Bediüzzaman bunu “Bir İkram-i İlahi ve Bir Eser-i İnayet-i Rabbaniye” başlığıyla anlatıyor. “İkram, keramet” bunlar birbirinden uzak şeyler değil, “İnayet-i Rabbaniye” de öyle!
Yunus o şiirleri nasıl yazdı? Keza Mevlana Mesnevi’yi, Süleyman Çelebi Mevlidi, Gazali İhyayı Ulumiddin’i? Cehd elbette var, yazılışları nihayette ikram ve inayet ile oluyor.

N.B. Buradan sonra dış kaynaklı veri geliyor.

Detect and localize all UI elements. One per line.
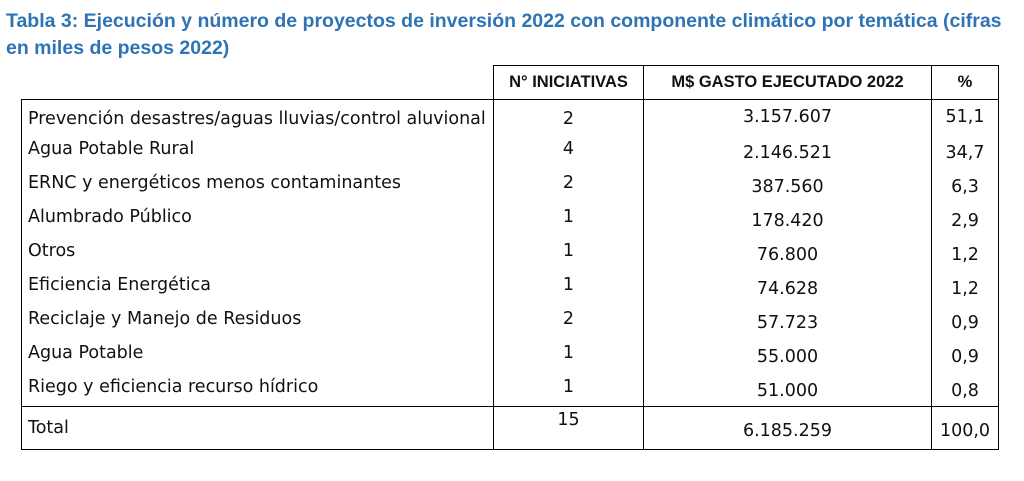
cell-pct: 1,2 (931, 236, 999, 270)
cell-gasto: 74.628 (643, 270, 932, 304)
total-row: Total 15 6.185.259 100,0 (21, 406, 999, 450)
cell-tematica: Prevención desastres/aguas lluvias/contr… (21, 99, 494, 134)
cell-iniciativas: 2 (493, 168, 644, 202)
cell-tematica: Agua Potable (21, 338, 494, 372)
total-iniciativas: 15 (493, 406, 644, 450)
cell-gasto: 2.146.521 (643, 134, 932, 168)
table-row: Otros 1 76.800 1,2 (21, 236, 999, 270)
header-gasto: M$ GASTO EJECUTADO 2022 (643, 65, 932, 100)
total-gasto: 6.185.259 (643, 406, 932, 450)
table-row: Reciclaje y Manejo de Residuos 2 57.723 … (21, 304, 999, 338)
table-row: ERNC y energéticos menos contaminantes 2… (21, 168, 999, 202)
cell-tematica: Alumbrado Público (21, 202, 494, 236)
cell-gasto: 178.420 (643, 202, 932, 236)
table-row: Alumbrado Público 1 178.420 2,9 (21, 202, 999, 236)
header-tematica (21, 65, 494, 100)
cell-pct: 51,1 (931, 99, 999, 134)
table-title: Tabla 3: Ejecución y número de proyectos… (6, 10, 1002, 59)
cell-gasto: 3.157.607 (643, 99, 932, 134)
table-row: Prevención desastres/aguas lluvias/contr… (21, 99, 999, 134)
cell-pct: 34,7 (931, 134, 999, 168)
cell-tematica: Otros (21, 236, 494, 270)
cell-iniciativas: 1 (493, 338, 644, 372)
cell-tematica: ERNC y energéticos menos contaminantes (21, 168, 494, 202)
table-row: Agua Potable 1 55.000 0,9 (21, 338, 999, 372)
cell-pct: 1,2 (931, 270, 999, 304)
cell-pct: 0,8 (931, 372, 999, 407)
cell-pct: 2,9 (931, 202, 999, 236)
cell-gasto: 55.000 (643, 338, 932, 372)
cell-tematica: Agua Potable Rural (21, 134, 494, 168)
cell-gasto: 387.560 (643, 168, 932, 202)
investment-table: N° INICIATIVAS M$ GASTO EJECUTADO 2022 %… (21, 65, 999, 450)
cell-gasto: 57.723 (643, 304, 932, 338)
total-label: Total (21, 406, 494, 450)
cell-gasto: 51.000 (643, 372, 932, 407)
cell-pct: 0,9 (931, 338, 999, 372)
cell-pct: 0,9 (931, 304, 999, 338)
cell-tematica: Eficiencia Energética (21, 270, 494, 304)
cell-gasto: 76.800 (643, 236, 932, 270)
header-iniciativas: N° INICIATIVAS (493, 65, 644, 100)
table-row: Riego y eficiencia recurso hídrico 1 51.… (21, 372, 999, 407)
cell-pct: 6,3 (931, 168, 999, 202)
cell-tematica: Reciclaje y Manejo de Residuos (21, 304, 494, 338)
cell-iniciativas: 4 (493, 134, 644, 168)
cell-iniciativas: 1 (493, 372, 644, 407)
cell-iniciativas: 2 (493, 304, 644, 338)
cell-iniciativas: 1 (493, 236, 644, 270)
header-pct: % (931, 65, 999, 100)
header-row: N° INICIATIVAS M$ GASTO EJECUTADO 2022 % (21, 65, 999, 100)
cell-iniciativas: 1 (493, 202, 644, 236)
cell-iniciativas: 1 (493, 270, 644, 304)
cell-iniciativas: 2 (493, 99, 644, 134)
cell-tematica: Riego y eficiencia recurso hídrico (21, 372, 494, 407)
table-row: Agua Potable Rural 4 2.146.521 34,7 (21, 134, 999, 168)
table-row: Eficiencia Energética 1 74.628 1,2 (21, 270, 999, 304)
total-pct: 100,0 (931, 406, 999, 450)
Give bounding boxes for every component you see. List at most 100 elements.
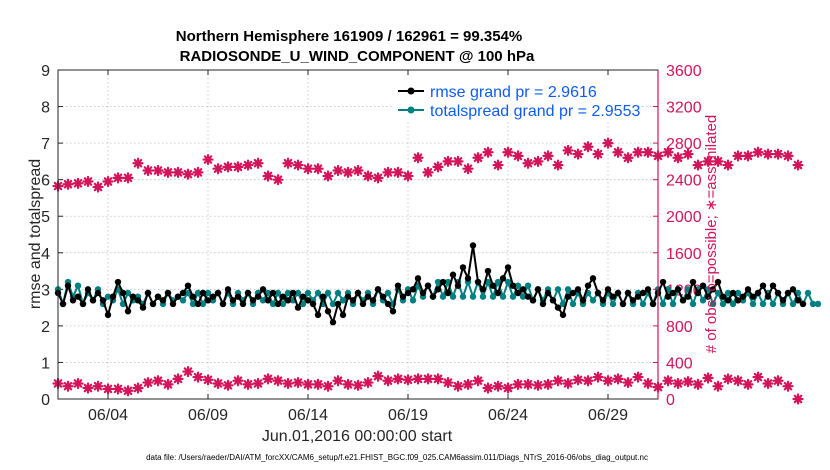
totalspread-point <box>339 297 347 304</box>
rmse-point <box>549 297 557 304</box>
possible-point <box>432 161 444 173</box>
possible-point <box>342 166 354 178</box>
assimilated-point <box>372 370 384 382</box>
asterisk-core <box>355 167 361 174</box>
right-tick-label: 1600 <box>666 246 702 263</box>
possible-point <box>272 174 284 186</box>
possible-point <box>722 159 734 171</box>
rmse-point <box>704 293 712 300</box>
totalspread-point <box>609 300 617 308</box>
possible-point <box>362 170 374 182</box>
rmse-point <box>474 278 482 286</box>
rmse-point <box>124 308 132 315</box>
totalspread-point <box>204 289 212 297</box>
x-axis: 06/04 06/09 06/14 06/19 06/24 06/29 <box>88 70 628 424</box>
totalspread-point <box>719 300 727 308</box>
asterisk-core <box>185 368 191 375</box>
totalspread-point <box>714 289 722 297</box>
rmse-point <box>204 297 212 304</box>
rmse-point <box>374 286 382 293</box>
asterisk-core <box>85 178 91 185</box>
rmse-point <box>219 300 227 308</box>
rmse-point <box>389 308 397 315</box>
asterisk-core <box>475 378 481 384</box>
asterisk-core <box>65 181 71 187</box>
asterisk-core <box>685 151 691 157</box>
asterisk-core <box>385 169 391 175</box>
asterisk-core <box>595 151 601 157</box>
asterisk-core <box>105 386 111 392</box>
asterisk-core <box>95 383 101 389</box>
right-tick-label: 0 <box>666 392 675 409</box>
asterisk-core <box>555 162 561 168</box>
asterisk-core <box>275 177 281 183</box>
asterisk-core <box>475 155 481 161</box>
assimilated-point <box>282 377 294 390</box>
asterisk-core <box>515 153 521 159</box>
rmse-point <box>129 293 137 300</box>
assimilated-point <box>452 380 464 392</box>
asterisk-core <box>735 153 741 159</box>
possible-point <box>132 157 144 169</box>
asterisk-core <box>695 162 701 168</box>
assimilated-point <box>752 371 764 383</box>
assimilated-point <box>592 371 604 383</box>
asterisk-core <box>355 382 361 388</box>
assimilated-point <box>792 393 804 405</box>
totalspread-point <box>809 300 817 308</box>
rmse-point <box>559 311 567 319</box>
rmse-point <box>574 286 582 293</box>
asterisk-core <box>205 377 211 383</box>
asterisk-core <box>615 149 621 155</box>
possible-point <box>292 159 304 171</box>
left-tick-label: 0 <box>41 392 50 409</box>
possible-point <box>632 146 644 158</box>
asterisk-core <box>635 149 641 155</box>
totalspread-point <box>384 289 392 297</box>
y-axis-label-left: rmse and totalspread <box>27 159 44 309</box>
asterisk-core <box>245 162 251 168</box>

Bu zamanın kerameti nedir ki denirse “istikamet” denir! Bid’aların, dalaletlerin, fitnelerin, sapıklığın, ahlaksızlığın, yalanın, sahtekârlığın, münafıklığın, kandırmacanın sel gibi aktığı demde doğru dürüst olmak, yalan söylememek, şehvete, şöhrete, makama, mansıba değer vermemek büyük bir gayret ve inayetle, İkram-ı İlahi ile mümkün.
Unutulmuş bir sünneti ihya etmek, ticaretle meşgul olanların doğru dürüst olması, ilim sahiplerinin ihlâslı amel içinde, fakirlerin sabır, zenginlerin şükür içinde olması; kısacası günahları işlememek, farzları yerine getirmek öyle yazıldığı ve söylendiği gibi kolay değil.
Muhammedî (A.S.M.) Nuru gönlünde hissetmek için çokça salâvat getirmek, çokça tefekkür etmek, çokça istiğfar etmek; Rahmetin celbine vesile olur, ikram ve inayetin gelmesiyle neticelenir inşaallah. Kararan hayatlarımızın nura dönüşmesi, gönül kandillerimizin yeniden yanması, istikamet üzere olmak için Rahmet’in kapısına gidecek yolları bulmak ve yolda rehberler ve yarenlerle ilerlemeye ihtiyacımız var vesselam.